By Bill Robinson
A week after he asked employees to help administrators identify ways to reduce its $230 million budget by 10 percent, Eastern Kentucky University President Doug Whitlock admitted Thursday the cuts could not be achieved without a workforce reduction.
Although it did not mention involuntary layoffs, Whitlock’s latest statement seemed to imply that layoffs were inevitable. A hiring freeze had been in place since December 2011, according to past university statements
In June, after the University of Kentucky had laid off 140 employees, about 1 percent of its workforce, EKU leaders said they believed enough savings could be achieved through the hiring freeze.

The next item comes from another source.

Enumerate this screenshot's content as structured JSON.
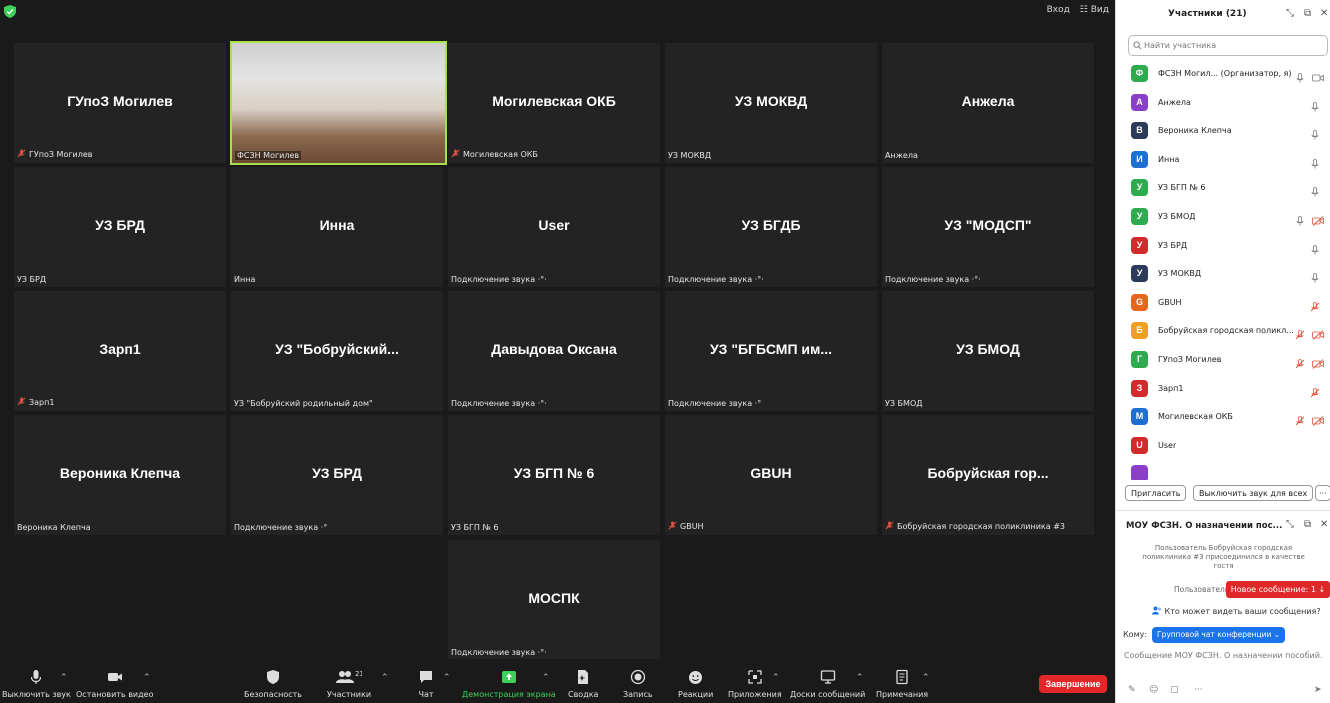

Reducing staff by attrition, along with a 5-percent tuition increase and 3.5-percent hike in room and board charges, could make up an $8.3 million budget shortfall created by falling enrollment and state appropriations, EKU spokesperson Marc Whitt said.

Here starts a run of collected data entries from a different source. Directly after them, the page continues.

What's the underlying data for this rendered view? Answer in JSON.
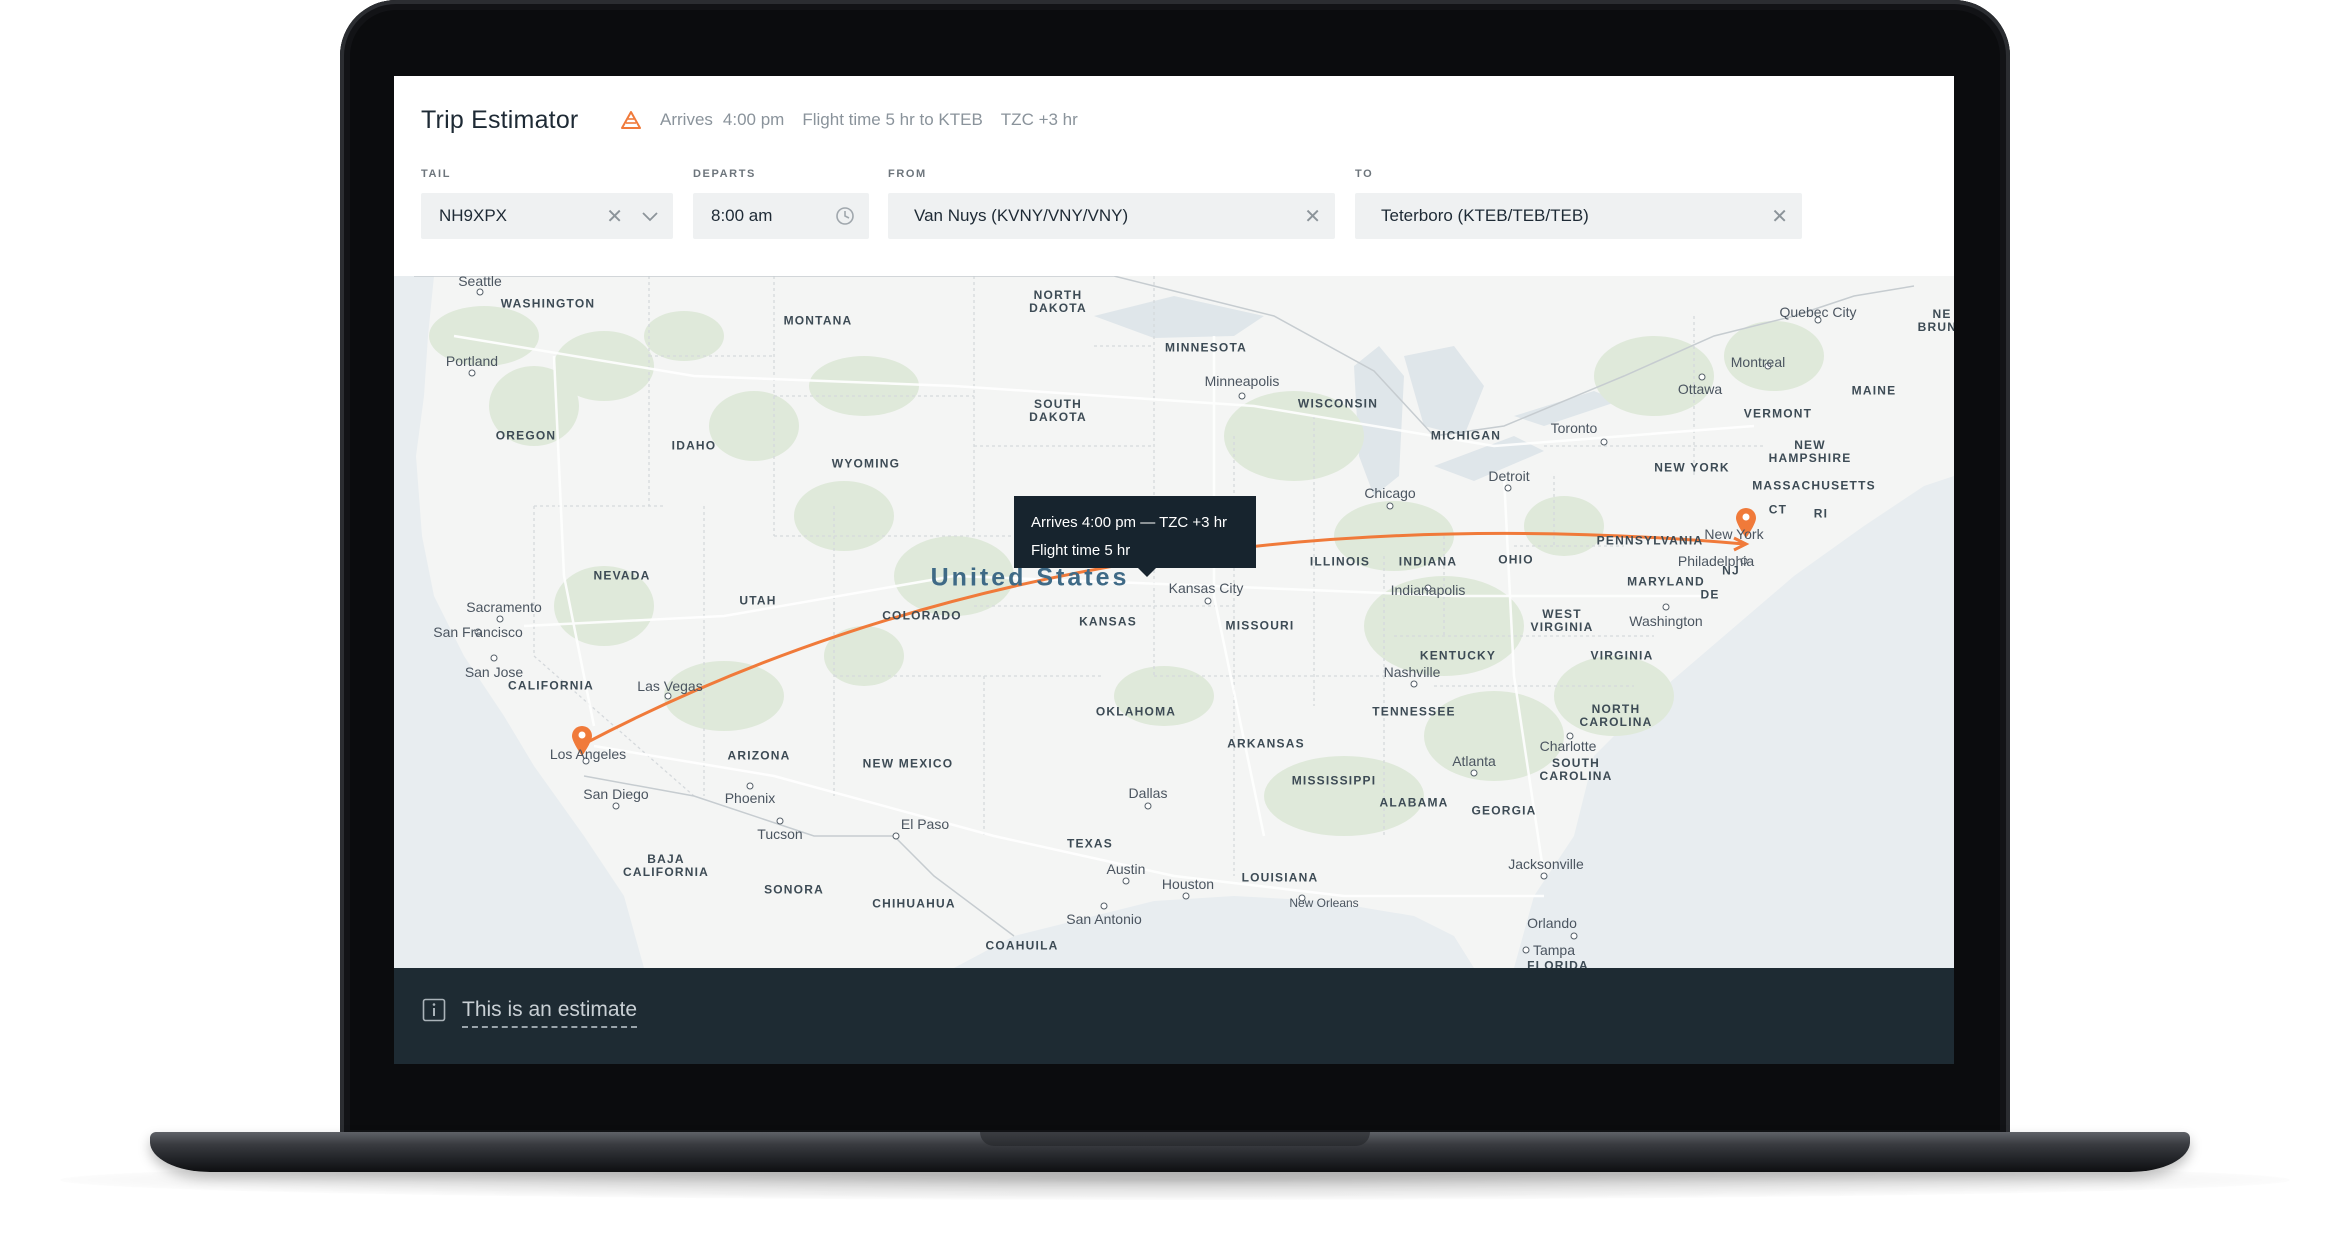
{
  "app": {
    "title": "Trip Estimator",
    "summary": {
      "arrives_label": "Arrives",
      "arrives_time": "4:00 pm",
      "flight_time": "Flight time 5 hr to KTEB",
      "tzc": "TZC +3 hr"
    }
  },
  "fields": {
    "tail": {
      "label": "TAIL",
      "value": "NH9XPX"
    },
    "departs": {
      "label": "DEPARTS",
      "value": "8:00 am"
    },
    "from": {
      "label": "FROM",
      "value": "Van Nuys (KVNY/VNY/VNY)"
    },
    "to": {
      "label": "TO",
      "value": "Teterboro (KTEB/TEB/TEB)"
    }
  },
  "map": {
    "country": "United States",
    "tooltip": {
      "line1": "Arrives 4:00 pm — TZC +3 hr",
      "line2": "Flight time 5 hr"
    },
    "states": {
      "washington": "WASHINGTON",
      "oregon": "OREGON",
      "idaho": "IDAHO",
      "montana": "MONTANA",
      "wyoming": "WYOMING",
      "north_dakota": "NORTH\nDAKOTA",
      "south_dakota": "SOUTH\nDAKOTA",
      "minnesota": "MINNESOTA",
      "wisconsin": "WISCONSIN",
      "michigan": "MICHIGAN",
      "nevada": "NEVADA",
      "utah": "UTAH",
      "colorado": "COLORADO",
      "kansas": "KANSAS",
      "california": "CALIFORNIA",
      "arizona": "ARIZONA",
      "new_mexico": "NEW MEXICO",
      "oklahoma": "OKLAHOMA",
      "texas": "TEXAS",
      "arkansas": "ARKANSAS",
      "missouri": "MISSOURI",
      "illinois": "ILLINOIS",
      "indiana": "INDIANA",
      "ohio": "OHIO",
      "kentucky": "KENTUCKY",
      "tennessee": "TENNESSEE",
      "mississippi": "MISSISSIPPI",
      "alabama": "ALABAMA",
      "georgia": "GEORGIA",
      "louisiana": "LOUISIANA",
      "west_virginia": "WEST\nVIRGINIA",
      "virginia": "VIRGINIA",
      "north_carolina": "NORTH\nCAROLINA",
      "south_carolina": "SOUTH\nCAROLINA",
      "pennsylvania": "PENNSYLVANIA",
      "new_york": "NEW YORK",
      "vermont": "VERMONT",
      "new_hampshire": "NEW\nHAMPSHIRE",
      "maine": "MAINE",
      "massachusetts": "MASSACHUSETTS",
      "ct": "CT",
      "ri": "RI",
      "nj": "NJ",
      "de": "DE",
      "maryland": "MARYLAND",
      "sonora": "SONORA",
      "chihuahua": "CHIHUAHUA",
      "coahuila": "COAHUILA",
      "baja_california": "BAJA\nCALIFORNIA",
      "florida": "FLORIDA",
      "new_brunswick": "NE\nBRUNS"
    },
    "cities": {
      "seattle": "Seattle",
      "portland": "Portland",
      "sacramento": "Sacramento",
      "san_francisco": "San Francisco",
      "san_jose": "San Jose",
      "las_vegas": "Las Vegas",
      "los_angeles": "Los Angeles",
      "san_diego": "San Diego",
      "phoenix": "Phoenix",
      "tucson": "Tucson",
      "el_paso": "El Paso",
      "dallas": "Dallas",
      "austin": "Austin",
      "houston": "Houston",
      "san_antonio": "San Antonio",
      "kansas_city": "Kansas City",
      "minneapolis": "Minneapolis",
      "chicago": "Chicago",
      "indianapolis": "Indianapolis",
      "nashville": "Nashville",
      "atlanta": "Atlanta",
      "charlotte": "Charlotte",
      "jacksonville": "Jacksonville",
      "orlando": "Orlando",
      "tampa": "Tampa",
      "new_orleans": "New Orleans",
      "detroit": "Detroit",
      "toronto": "Toronto",
      "ottawa": "Ottawa",
      "montreal": "Montreal",
      "quebec_city": "Quebec City",
      "new_york": "New York",
      "philadelphia": "Philadelphia",
      "washington": "Washington"
    }
  },
  "footer": {
    "estimate_text": "This is an estimate"
  },
  "colors": {
    "accent": "#f07a3a",
    "dark": "#1e2b33",
    "route": "#f07a3a"
  }
}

At the June 2012 regents meeting, Whitlock took some pride is saying EKU had avoided layoffs while UK had not. About eight months later, however, EKU also had to deliver similar bad news, even if layoffs would not be immediate.
The admission that a workforce reduction was unavoidable if costs were to be cut by 10 percent came at the end of Whitlock’s seven point message to the university community Thursday.
He told employees he was committed to developing a “fair and humane” way to determine how staff reductions and other cost-savings would be accomplished.
A task force he has appointed will make final budget cutting recommendations and develop a process to reduce staff that also fosters EKU’s core mission, Whitlock said. Although, there were no pre-determined exemptions from budget cutting, he said there would be no across-the-board percentage cuts.
The president’s message emphasized the good news first, promising that some cost savings could be channeled into faculty and staff raises.
Next came an explanation of his appointments to the Strategic Budget Reallocation Task Force, which some had questioned, he said.
Members of the EKU cabinet and the deans were included because “they carry the budgetary responsibility for virtually every budget unit on campus” and are the people he looks to for most recommendations, Whitlock said.
While every dollar of identified savings does not need to be “freed up” by the time EKU adopts its 2013-14 budget, they do need to be identified and a commitment made, he said.
Decisions about future reallocation of funds will be influenced by the vision of the person selected to succeed him later this year, Whitlock said.